Lisbeth Añez aparece en varias
fotografías acompañada de la Virgen y con un rosario colgado de su cuello. Ella
se limitaba a cumplir lo que el mismo Señor nos invitó a realizar para
reconocerle: “porque tuve hambre y me diste de comer, tuve sed y me diste de
beber, estaba desnudo y me vestiste, enfermo y me curaste, en la cárcel y me
visitaste” (Mt 25,36). Por querer vivir siguiendo el espíritu del Evangelio,
hoy la han encarcelado los verdugos de nuestra historia.
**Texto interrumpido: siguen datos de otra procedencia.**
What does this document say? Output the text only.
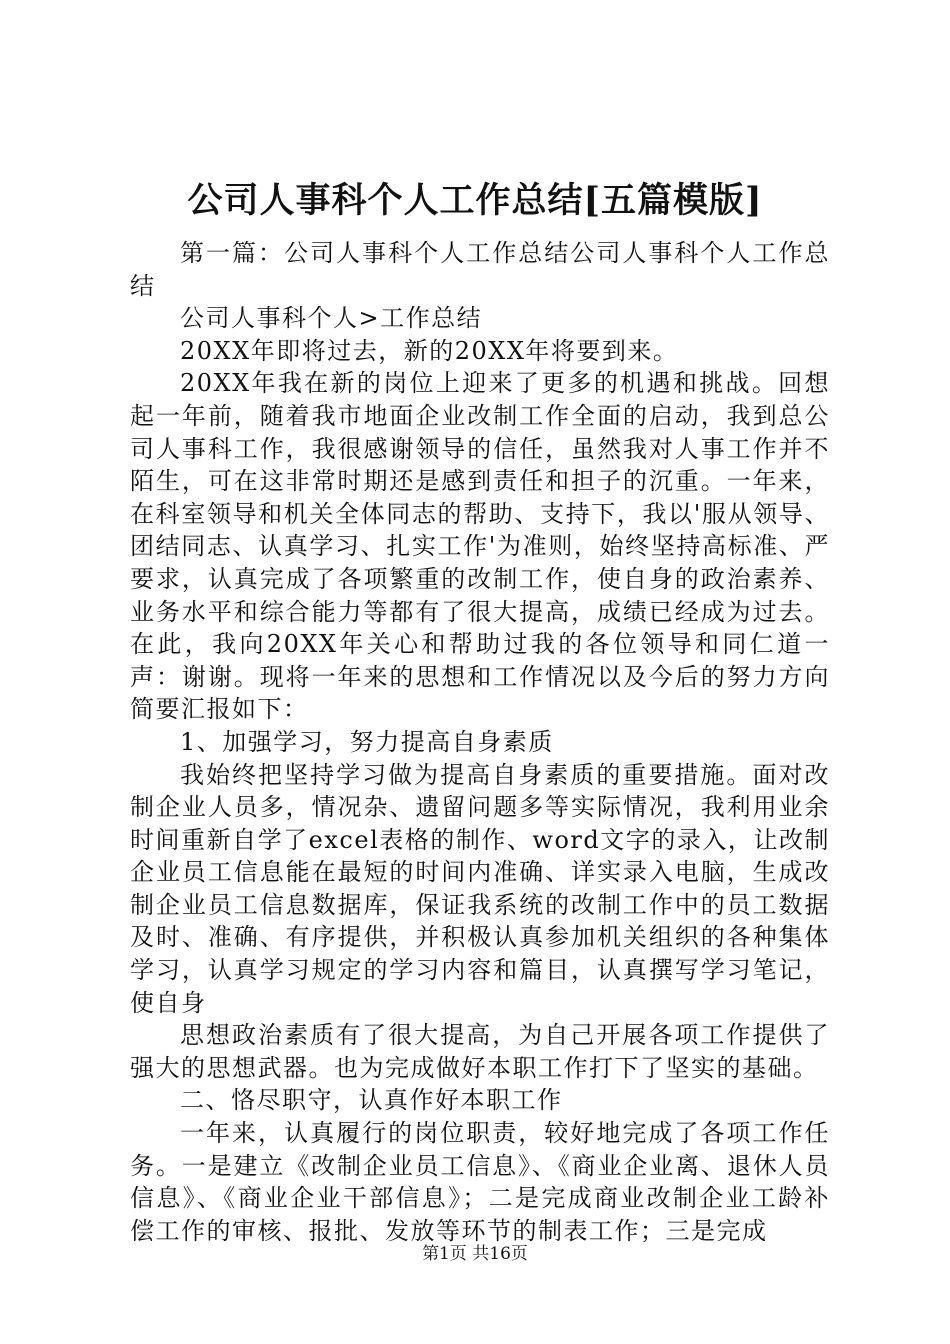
公司人事科个人工作总结[五篇模版]

第一篇：公司人事科个人工作总结公司人事科个人工作总结

公司人事科个人>工作总结

20XX年即将过去，新的20XX年将要到来。

20XX年我在新的岗位上迎来了更多的机遇和挑战。回想起一年前，随着我市地面企业改制工作全面的启动，我到总公司人事科工作，我很感谢领导的信任，虽然我对人事工作并不陌生，可在这非常时期还是感到责任和担子的沉重。一年来，在科室领导和机关全体同志的帮助、支持下，我以'服从领导、团结同志、认真学习、扎实工作'为准则，始终坚持高标准、严要求，认真完成了各项繁重的改制工作，使自身的政治素养、业务水平和综合能力等都有了很大提高，成绩已经成为过去。在此，我向20XX年关心和帮助过我的各位领导和同仁道一声：谢谢。现将一年来的思想和工作情况以及今后的努力方向简要汇报如下：

1、加强学习，努力提高自身素质

我始终把坚持学习做为提高自身素质的重要措施。面对改制企业人员多，情况杂、遗留问题多等实际情况，我利用业余时间重新自学了excel表格的制作、word文字的录入，让改制企业员工信息能在最短的时间内准确、详实录入电脑，生成改制企业员工信息数据库，保证我系统的改制工作中的员工数据及时、准确、有序提供，并积极认真参加机关组织的各种集体学习，认真学习规定的学习内容和篇目，认真撰写学习笔记，使自身

思想政治素质有了很大提高，为自己开展各项工作提供了强大的思想武器。也为完成做好本职工作打下了坚实的基础。

二、恪尽职守，认真作好本职工作

一年来，认真履行的岗位职责，较好地完成了各项工作任务。一是建立《改制企业员工信息》、《商业企业离、退休人员信息》、《商业企业干部信息》；二是完成商业改制企业工龄补偿工作的审核、报批、发放等环节的制表工作；三是完成

第1页 共16页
Esto no puede ser
indiferente a los ojos de los que nos confesamos como cristianos.
Ella es, sin la menor duda, una
de esas bienaventuradas de las que nos habla el Evangelio: “dichosos los
perseguidos por causa de la justicia, porque el reino de los cielos les
pertenece. Dichosos ustedes cuando por mi causa les insulten, los persigan y
levanten contra ustedes toda clase de calumnias” (Mt 5, 10-12). Todo ello podría
parecer contradictorio y paradójico. ¿Cómo afirmar que alguien, una mujer
enferma, madre de familia y que se encuentra privada de libertad es “dichosa” y
que con ella está el “reino de los cielos”? A esto queremos dedicar nuestra
atención y apelar a nuestra fe.
La
esperanza
A veces confundimos la noción de
esperanza con la fuga o negación de la realidad. La esperanza es, ante todo,
esperanza en la justicia, pues sin la búsqueda de la justicia la esperanza se
convierte en una ilusión, una ideología, y la justicia sin la esperanza pierde
toda capacidad de dar sentido. Es por ello que la esperanza para el cristiano,
especialmente en nuestra realidad actual venezolana, no puede ser una simple
idea abstracta. Esta se expresa en rostros y casos concretos. En el rostro del
enfermo, del prisionero, del desnudo. En fin, en los olvidados y hambrientos de
hoy (cfr. Mt 25,36).
La esperanza nos mueve a
transformar la realidad. Vivimos en un mundo sin esperanza porque nos hundimos
en el mar de la indiferencia. La construcción de un proyecto de nación o de
Iglesia implica una participación de todos que se inicia con el simple gesto de
permitir y acoger la diferencia en la que el otro se muestra. No hay justicia
donde no se reconoce y se garantiza esa diferencia, pues toda lucha por la
justicia comienza con el reconocimiento y la aceptación del otro. Este
reconocimiento tiene que hacerse real en las relaciones cotidianas y en el
fortalecimiento de espacios comunes. Por ello, la esperanza ha de expresarse en
la dinámica de nuestra participación en la construcción de una realidad donde
la justicia sea posible en todos los ámbitos de nuestra vida y para todos.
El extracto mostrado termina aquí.